The Federal Reserve on Wednesday lifted U.S. interest rates as expected, enthusiastic about the road ahead, saying the economic outlook had strengthened in recent months.

As expected, the Fed raised its benchmark federal-funds rate by a quarter percentage point to a still-low range of 1.5 percent to 1.75 percent. It was the sixth quarter-point move since December 2015. People were not surprised as Fed Chairman Jerome Powell had delivered a statement to Congress that implied the probability for a March rate hike.

Simeon Hyman, Head of Investment Strategy at ProShares, told ETF Trends that Powell expressed a slightly more hawkish policy stance today with perhaps one extra hike over the next couple of years, and an indication that inflation might make it just past the Fed’s 2% target to 2.1% next year.

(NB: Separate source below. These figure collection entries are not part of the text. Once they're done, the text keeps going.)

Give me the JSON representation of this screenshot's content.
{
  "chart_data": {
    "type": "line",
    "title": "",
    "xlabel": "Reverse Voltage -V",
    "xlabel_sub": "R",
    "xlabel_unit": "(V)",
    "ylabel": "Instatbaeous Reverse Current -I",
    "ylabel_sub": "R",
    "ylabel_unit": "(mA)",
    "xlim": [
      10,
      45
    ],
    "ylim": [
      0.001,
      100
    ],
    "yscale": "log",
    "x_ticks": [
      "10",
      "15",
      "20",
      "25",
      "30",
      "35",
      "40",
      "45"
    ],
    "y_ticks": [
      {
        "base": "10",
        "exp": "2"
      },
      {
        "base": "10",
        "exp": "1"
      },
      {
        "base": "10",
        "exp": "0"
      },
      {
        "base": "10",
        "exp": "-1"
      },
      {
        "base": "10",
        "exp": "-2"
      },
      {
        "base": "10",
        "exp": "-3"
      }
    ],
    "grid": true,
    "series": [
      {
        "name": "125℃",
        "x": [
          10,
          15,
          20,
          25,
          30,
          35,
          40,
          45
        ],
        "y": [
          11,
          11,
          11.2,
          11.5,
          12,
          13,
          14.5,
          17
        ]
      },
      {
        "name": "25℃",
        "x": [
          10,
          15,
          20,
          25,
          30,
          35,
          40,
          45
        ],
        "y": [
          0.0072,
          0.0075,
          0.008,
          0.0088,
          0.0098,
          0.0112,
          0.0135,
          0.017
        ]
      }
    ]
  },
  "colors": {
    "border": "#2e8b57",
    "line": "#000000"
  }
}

“Investors might be wise to focus more carefully on a potentially bigger driver of interest rates – changes in real yields,” Hyman told ETF Trends. “The long term average real return on a US ten year treasury bond runs around 2.5%. Today, it’s around 1%. The closing of that 1.5% gap could move yields a lot more than inflation rising from 1.7% today to the Fed’s target of 2%, or to their current forecast of 2.1%.”